Once accelerated, now exhilarated by fields

I haven't the slightest idea who owned our field.

We thought of it as "ours", even though most certainly it wasn't. But fields, at least in children's eyes, are not a question of ownership but opportunity. Particularly when - one fine morning - there they are, transformed into a dazzle of snow instead of dull winter grass.

It was a long sloping field, and its lower end came to a stop by a stone wall bordering our garden. Its other, much higher end, if it didn't exactly require crampons, made demands on short spindly legs trudging through unreliable snow over bouncy grass. The last 10 or so yards were much steeper than the rest, and worth the extra climbing effort (toboggan in tow) only because this sharp gradient offered the best possible starting position. Then we would launch ourselves downhill into the thrilling unknown, yelling and screaming with delirious unrestraint as the speed picked up and sliding turned into hurtling.

We had two methods of sledding - solo or in tandem.
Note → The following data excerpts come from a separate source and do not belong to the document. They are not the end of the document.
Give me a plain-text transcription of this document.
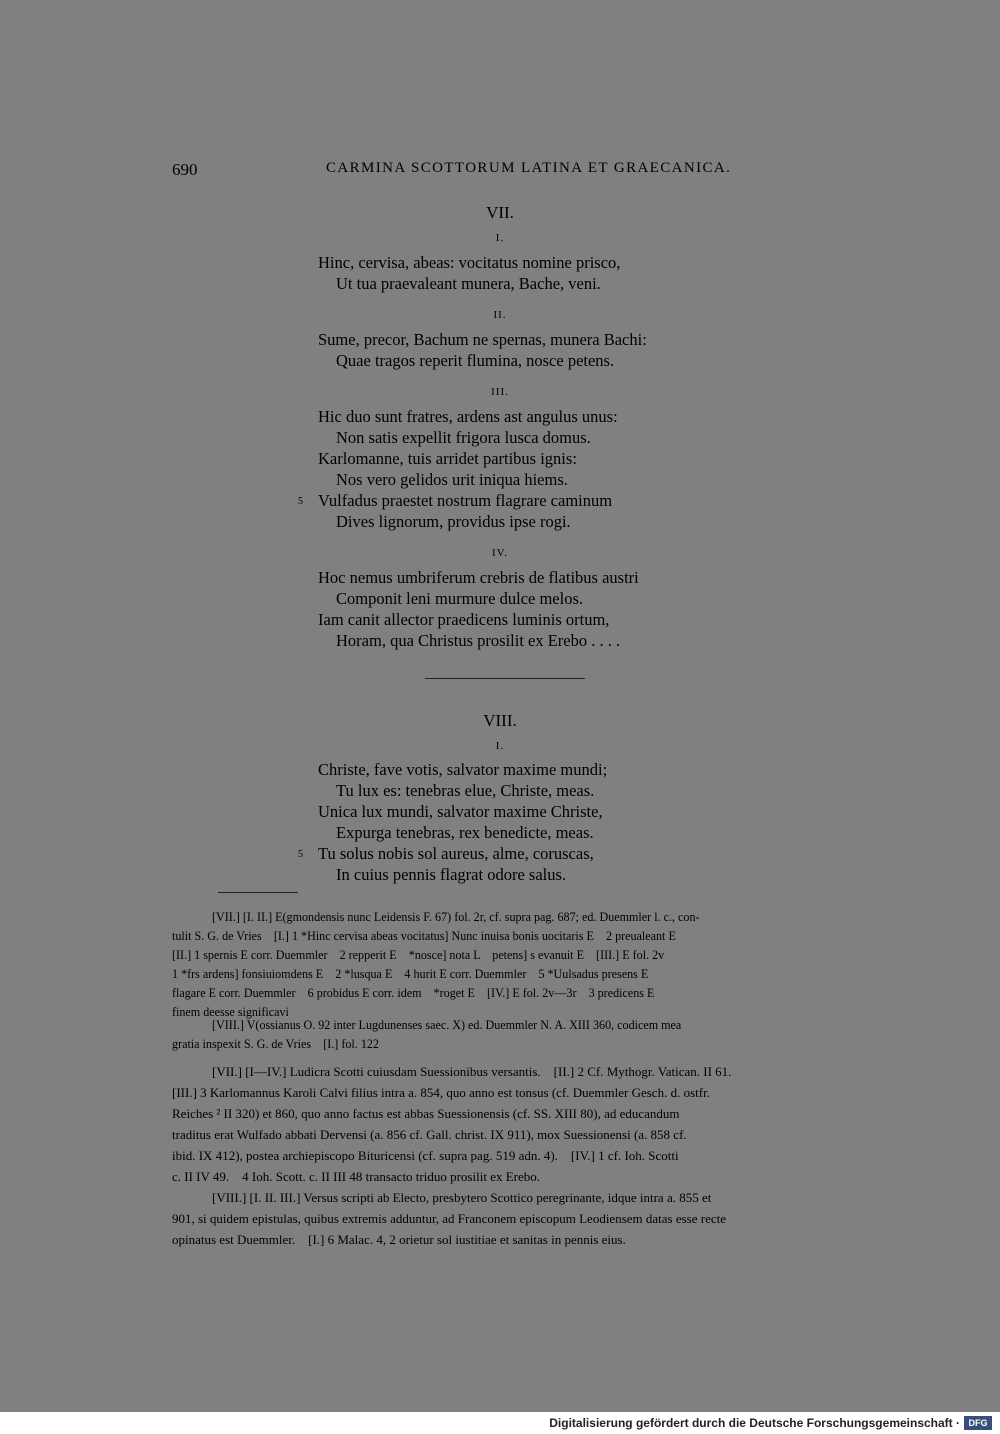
690	CARMINA SCOTTORUM LATINA ET GRAECANICA.
VII.
I.
Hinc, cervisa, abeas: vocitatus nomine prisco,
Ut tua praevaleant munera, Bache, veni.
II.
Sume, precor, Bachum ne spernas, munera Bachi:
Quae tragos reperit flumina, nosce petens.
III.
Hic duo sunt fratres, ardens ast angulus unus:
Non satis expellit frigora lusca domus.
Karlomanne, tuis arridet partibus ignis:
Nos vero gelidos urit iniqua hiems.
5 Vulfadus praestet nostrum flagrare caminum
Dives lignorum, providus ipse rogi.
IV.
Hoc nemus umbriferum crebris de flatibus austri
Componit leni murmure dulce melos.
Iam canit allector praedicens luminis ortum,
Horam, qua Christus prosilit ex Erebo . . . .
VIII.
I.
Christe, fave votis, salvator maxime mundi;
Tu lux es: tenebras elue, Christe, meas.
Unica lux mundi, salvator maxime Christe,
Expurga tenebras, rex benedicte, meas.
5 Tu solus nobis sol aureus, alme, coruscas,
In cuius pennis flagrat odore salus.
[VII.] [I. II.] E(gmondensis nunc Leidensis F. 67) fol. 2r, cf. supra pag. 687; ed. Duemmler l. c., con-
tulit S. G. de Vries    [I.] 1 *Hinc cervisa abeas vocitatus] Nunc inuisa bonis uocitaris E    2 preualeant E
[II.] 1 spernis E corr. Duemmler    2 repperit E    *nosce] nota L    petens] s evanuit E    [III.] E fol. 2v
1 *frs ardens] fonsiuiomdens E    2 *lusqua E    4 hurit E corr. Duemmler    5 *Uulsadus presens E
flagare E corr. Duemmler    6 probidus E corr. idem    *roget E    [IV.] E fol. 2v—3r    3 predicens E
finem deesse significavi
[VIII.] V(ossianus O. 92 inter Lugdunenses saec. X) ed. Duemmler N. A. XIII 360, codicem mea
gratia inspexit S. G. de Vries    [I.] fol. 122
[VII.] [I—IV.] Ludicra Scotti cuiusdam Suessionibus versantis.    [II.] 2 Cf. Mythogr. Vatican. II 61.
[III.] 3 Karlomannus Karoli Calvi filius intra a. 854, quo anno est tonsus (cf. Duemmler Gesch. d. ostfr.
Reiches ² II 320) et 860, quo anno factus est abbas Suessionensis (cf. SS. XIII 80), ad educandum
traditus erat Wulfado abbati Dervensi (a. 856 cf. Gall. christ. IX 911), mox Suessionensi (a. 858 cf.
ibid. IX 412), postea archiepiscopo Bituricensi (cf. supra pag. 519 adn. 4).    [IV.] 1 cf. Ioh. Scotti
c. II IV 49.    4 Ioh. Scott. c. II III 48 transacto triduo prosilit ex Erebo.
[VIII.] [I. II. III.] Versus scripti ab Electo, presbytero Scottico peregrinante, idque intra a. 855 et
901, si quidem epistulas, quibus extremis adduntur, ad Franconem episcopum Leodiensem datas esse recte
opinatus est Duemmler.    [I.] 6 Malac. 4, 2 orietur sol iustitiae et sanitas in pennis eius.
Digitalisierung gefördert durch die Deutsche Forschungsgemeinschaft · DFG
Our sled (we called it a "sledge," being English) was a proper, old-fashioned type, with iron runners. It was built sturdily of hardwood, meant to last. A hand-me-down. It could carry two of us, seated corrugatedly on its slats. But with both of us aboard it had a tendency to dig into the snow rather than slide over it.

With a lighter load of one, stomach down, head first, like a ship's figurehead, kicking off and steering with one's feet out back, it worked far better. But most of our Yorkshire snowfalls thawed only too quickly, and sometimes we didn't even manage to achieve a packed smooth surface in time for sleek, resistless runs.

A grazing field has a variety of hazards that more purpose-built sleigh runs don't have. Suddenly protuberant rocks. Large, dense tufts of grass. Molehills. Even, on one occasion (though in a different field), holly bushes. This prickly species is, on the whole, best not rushed into. But at least the experience gave you a firsthand idea of what Pooh must have felt when he dropped from his toy balloon into a gorse bush.

Our sledding field could, at its best, be pretty good for this winter sport. But it's the fact of being so very close to the ground as you sweep over it that makes sledding more than childish hilarity. It is a very close encounter with the character and undulations of the earth's surface. And in my case, it was an early inkling of what has turned into a strong and lasting affection for fields.

Fields, it's true, mean different things in different places. In rural England, those with most appeal have been least tampered with by heavy agricultural machinery. They have, probably centuries ago, been claimed from the wilderness, tamed, and then allowed to just function usefully. They are likely to be grazing for cattle or horses or sheep, and are "cultivated" by these animals just as much as they are cared for by the farmers.

For humans they provide exhilarating walking space - vast intakes of fresh air, a sense of proprietorial liberty. We stride over the turf, the sound earth of centuries under it, the ancient sky above, and wars and rumors of wars recede for a while. Grazing land is best. Fields full of barley or wheat can be walked around, and their verges are often full of natural delights, the home of insects and plants. But (if you want to keep the farmer sweet) you don't walk across these fields.

The greatest pleasure in roaming over a grazed field is in lack of constraint; in a lack of prescribed direction. The only dangers are the snuffling curiosity of cows and the unwisdom of using your feet without your eyes - a rural skill not to be pooh-poohed.

I love particularly those high, mounded fields that are like the curve of the horizon. The whole airy world is up there. You are at large. You are also magnificently alone. You are not hemmed in, as you are walking along a road. Except for sudden tractors, there is no traffic. You choose your trajectory, improvise, wander, meander, stride at will. Perhaps it is the nearest we landlubbers get to the liberating isolation so loved by and awesome to sailors.

For 10 years I lived in a farmhouse in Yorkshire, surrounded by such fields. There was a long rough graveled track snaking across them up to the nearest road. But that was for driving in and out. My walking ground consisted of nothing but fields. Think of it!

Fields in England, though often approximately rectangular, are far from being endlessly cloned. Seen from balloon or aircraft, their jaggy irregular outlines are like pieces in a child's jigsaw.

Each field has a character of its own - a fact that has brought upon them a vast array of names. Field names are an academic study. These are often verbal labels to make quick identification easier. But I like to think they are more than merely practical. Sometimes they still bear names of owners long gone, or crops not grown there for centuries. Shape, size, and contour all come into it.

The aptly named expert, John Field, has compiled more than one book on the subject. Some of the names he lists add up to a kind of vernacular rural poetics: Aspen Butts, Childs Land, Limekiln Bottom, Six Men's Mead, Plum Pudding Meadow, Worden Piddle, Yonder Piece, Zidles.... There are thousands of them apparently.

I never knew the name of "our field." But "Zidles" would do. It means "hilly land at the side." I wonder if it is still there, waiting for snowfall and children.